On February 2, 1979, Sid Vicious, former bassist for the notorious Sex Pistols—and the living embodiment of everything punk rock stood for and against—dies of a heroin overdose in a Greenwich Village apartment. His death likely came as a surprise to very few.
To the New York City Police Department and Medical Examiner's Office, he was John Simon Ritchie, a 22-year-old Englishman under indictment for murder but now dead of a heroin overdose in a Greenwich Village apartment. But to most, Sid Vicious was an iconic punk rocker, the last member to join the Sex Pistols, taking over for fired bassist Glen Matlock in early 1977.
What he famously did not bring to the table was musical ability. Vicious faked his way through early gigs with the band, reportedly with his amplifier occasionally unplugged on stage by his own band mates. What he didn't have to fake was the attitude. Sid Vicious was the perfect living embodiment of the punk aesthetic, a street kid who really did walk around London with a swastika on his chest, a padlocked chain around his neck and a gigantic chip on his shoulder. As his good friend the critic and author Alan Jones put it, "Sid, on image alone, is what all punk rests on."
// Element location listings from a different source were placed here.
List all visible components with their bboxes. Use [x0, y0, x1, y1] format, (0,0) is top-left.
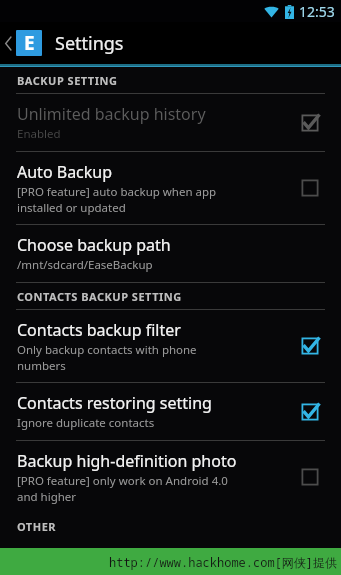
staticText: [PRO feature] auto backup when app insta… — [17, 184, 217, 215]
button[interactable]: Contacts restoring setting — [293, 395, 327, 429]
button[interactable]: Choose backup path — [0, 225, 341, 282]
button[interactable]: Navigate up — [0, 26, 46, 60]
button[interactable]: Auto Backup — [293, 171, 327, 205]
staticText: Enabled — [17, 126, 61, 142]
button[interactable]: Auto Backup — [0, 152, 341, 224]
staticText: CONTACTS BACKUP SETTING — [17, 289, 182, 304]
staticText: Contacts backup filter — [17, 319, 181, 341]
staticText: Ignore duplicate contacts — [17, 415, 155, 431]
staticText: [PRO feature] only work on Android 4.0 a… — [17, 473, 228, 504]
button[interactable]: Unlimited backup history — [0, 94, 341, 151]
staticText: BACKUP SETTING — [17, 73, 118, 88]
staticText: E — [24, 30, 35, 56]
button[interactable]: Backup high-definition photo — [0, 441, 341, 513]
staticText: Choose backup path — [17, 234, 171, 256]
staticText: Unlimited backup history — [17, 103, 206, 125]
staticText: http://www.hackhome.com[网侠]提供 — [108, 554, 337, 570]
button[interactable]: Contacts restoring setting — [0, 383, 341, 440]
staticText: /mnt/sdcard/EaseBackup — [17, 257, 153, 273]
staticText: Auto Backup — [17, 161, 113, 183]
staticText: Settings — [55, 31, 124, 56]
staticText: OTHER — [17, 519, 57, 534]
staticText: Contacts restoring setting — [17, 392, 212, 414]
staticText: Only backup contacts with phone numbers — [17, 342, 197, 373]
button[interactable]: Contacts backup filter — [293, 329, 327, 363]
button[interactable]: Unlimited backup history — [293, 106, 327, 140]
button[interactable]: Contacts backup filter — [0, 310, 341, 382]
button[interactable]: Backup high-definition photo — [293, 460, 327, 494]
staticText: 12:53 — [299, 2, 335, 21]
staticText: Backup high-definition photo — [17, 450, 237, 472]
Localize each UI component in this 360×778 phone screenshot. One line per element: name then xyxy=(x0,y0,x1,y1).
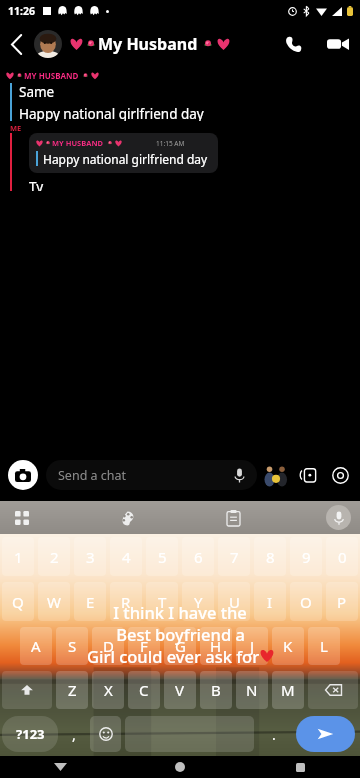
button[interactable]: 5 xyxy=(146,537,178,576)
button[interactable]: Shift xyxy=(2,671,52,709)
staticText: ME xyxy=(10,123,22,133)
button[interactable]: K xyxy=(272,627,304,665)
staticText: P xyxy=(337,592,347,612)
button[interactable]: Friends xyxy=(264,463,288,487)
button[interactable]: Send xyxy=(296,716,355,752)
staticText: F xyxy=(140,636,148,656)
staticText: G xyxy=(175,636,186,656)
button[interactable]: Keyboard options xyxy=(10,506,34,530)
staticText: . xyxy=(272,725,276,744)
staticText: I xyxy=(267,592,273,612)
button[interactable]: U xyxy=(218,582,250,621)
staticText: 3 xyxy=(86,547,95,567)
button[interactable]: Voice call xyxy=(272,22,316,66)
staticText: My Husband xyxy=(98,33,198,55)
staticText: A xyxy=(31,636,41,656)
button[interactable]: W xyxy=(38,582,70,621)
button[interactable]: MY HUSBAND xyxy=(36,138,208,167)
staticText: L xyxy=(320,636,328,656)
button[interactable]: 0 xyxy=(326,537,358,576)
button[interactable]: Profile xyxy=(34,30,62,58)
button[interactable]: Theme xyxy=(114,505,140,531)
button[interactable]: Back xyxy=(0,22,34,66)
button[interactable]: X xyxy=(92,671,124,709)
button[interactable]: B xyxy=(200,671,232,709)
staticText: Girl could ever ask for xyxy=(87,645,260,667)
button[interactable]: G xyxy=(164,627,196,665)
staticText: J xyxy=(250,636,255,656)
staticText: 8 xyxy=(266,547,275,567)
button[interactable]: D xyxy=(92,627,124,665)
staticText: Same xyxy=(19,83,55,101)
button[interactable]: My Husband xyxy=(70,22,272,66)
button[interactable]: Space xyxy=(125,716,254,752)
button[interactable]: ?123 xyxy=(2,716,58,752)
button[interactable]: Backspace xyxy=(308,671,358,709)
button[interactable]: I xyxy=(254,582,286,621)
staticText: U xyxy=(229,592,240,612)
button[interactable]: Z xyxy=(56,671,88,709)
staticText: V xyxy=(175,680,185,700)
button[interactable]: Send a chat xyxy=(46,460,257,490)
button[interactable]: A xyxy=(20,627,52,665)
staticText: MY HUSBAND xyxy=(52,138,104,148)
staticText: 4 xyxy=(122,547,131,567)
button[interactable]: S xyxy=(56,627,88,665)
staticText: M xyxy=(281,680,295,700)
button[interactable]: Emoji xyxy=(90,716,121,752)
staticText: , xyxy=(72,725,76,744)
button[interactable]: V xyxy=(164,671,196,709)
button[interactable]: 1 xyxy=(2,537,34,576)
button[interactable]: 9 xyxy=(290,537,322,576)
button[interactable]: Clipboard xyxy=(220,505,246,531)
button[interactable]: , xyxy=(60,712,88,756)
staticText: B xyxy=(211,680,221,700)
button[interactable]: Y xyxy=(182,582,214,621)
button[interactable]: H xyxy=(200,627,232,665)
staticText: I think I have the xyxy=(113,601,247,623)
staticText: 0 xyxy=(338,547,347,567)
button[interactable]: 7 xyxy=(218,537,250,576)
button[interactable]: O xyxy=(290,582,322,621)
button[interactable]: 2 xyxy=(38,537,70,576)
button[interactable]: L xyxy=(308,627,340,665)
staticText: 9 xyxy=(302,547,311,567)
staticText: 6 xyxy=(194,547,203,567)
button[interactable]: R xyxy=(110,582,142,621)
staticText: Happy national girlfriend day xyxy=(19,105,204,121)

Seven months into his tenure as a Sex Pistol, Sid Vicious was introduced to a troubled American girl on the London punk scene named Nancy Spungen. Almost immediately, they began a relationship that led to both of their deaths. By all reports, they were very much in love, but their shared heroin addiction led to repeated instances of violence between them. Sid's addiction may have hastened the dissolution of the Sex Pistols midway through their first U.S. tour in January 1978, and it certainly contributed to the still mysterious events surrounding Nancy's death by stabbing on October 12 of that same year in the Chelsea Hotel room she shared with Vicious in New York City.
Freed on bail after his arrest for the Spungen murder, Sid landed himself back in jail in December 1978 for assaulting Patti Smith's brother in a bar with a broken bottle. After seven weeks of detention and detox in the Rikers Island jail, Vicious made bail again on February 1, 1979. Late that same night, at a party, he would put heroin into his system that the N.Y.C. Medical Examiner would later estimate to have been 80 percent pure. Vicious died in the early morning hours of February 2, 1979.